Voorbericht
Onze literatuur van vroeger zou een openbaar park moeten zijn, maar zij is een geheime tuin, die de overige wereld evenmin kent als de meeste mensen in ons bezige, dichtbevolkte, volgekultiveerde land. Geen tovertuin, waar uitsluitend mirakuleuze bloemen groeien, maar een ommuurd stuk grond, dichtbegroeid met bomen, heesters, groente, aardappelen, sierplanten, onkruid, waaronder toch ook gewassen, die gezien mogen worden.
De onze is geen grandioze letterkunde, vergeleken bij die van sommige andere landen, maar zij is lang niet te versmaden en zij is nu eenmaal de onze. Wie er niet van weten wil, wil iets van zichzelf niet weten en dat is een bedenkelijke trek.
De inhoud van dit boek nu bestaat uit de resultaten van vluchtige blikken over de muur van die geheime tuin en enige nadere overpeinzingen daarbij.
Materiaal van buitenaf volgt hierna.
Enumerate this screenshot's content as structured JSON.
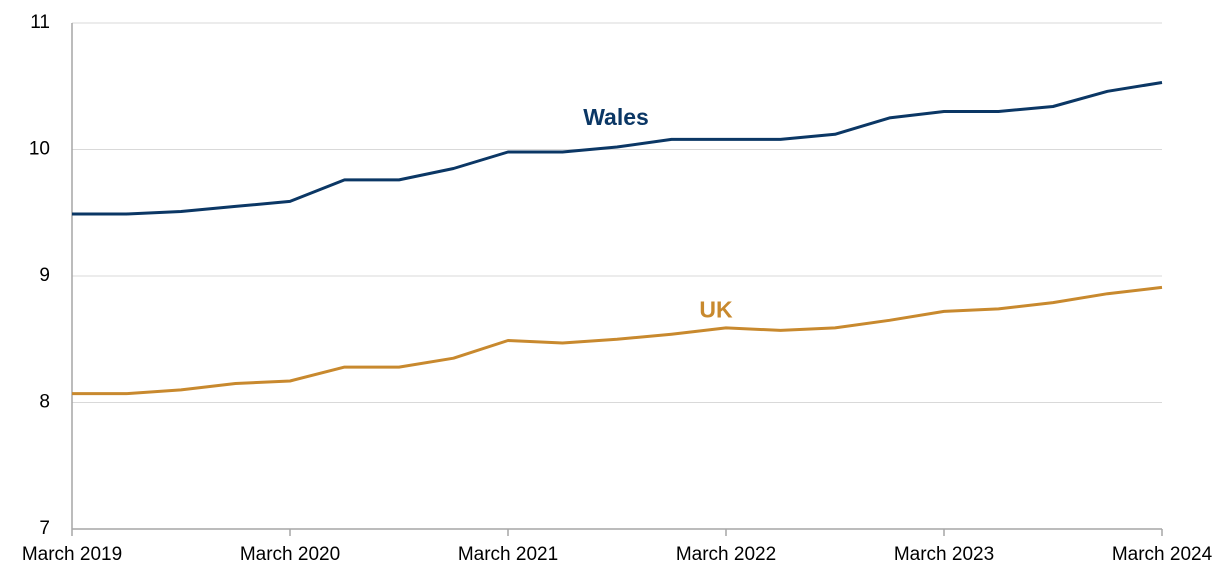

Dat wil zeggen, dat hier een aantal journalistieke beschouwingen gebundeld is, waarvan de meeste geschreven zijn naar aanleiding van de publikatie van verzamelde werken, memoires of literair-historische studies, aangevuld met teksten van lezingen over kwesties van literaire teorie.
Ik ben dank verschuldigd aan de direktie van ‘Het Parool’ voor haar toestemming om eerder in dat dagblad verschenen artikelen op te nemen en aan Hendrik de Vries, die heeft goedgevonden, dat zijn in hetzelfde blad gepubliceerde brief naar aanleiding van mijn beschouwing over de dichter Bilderdijk hier werd herdrukt.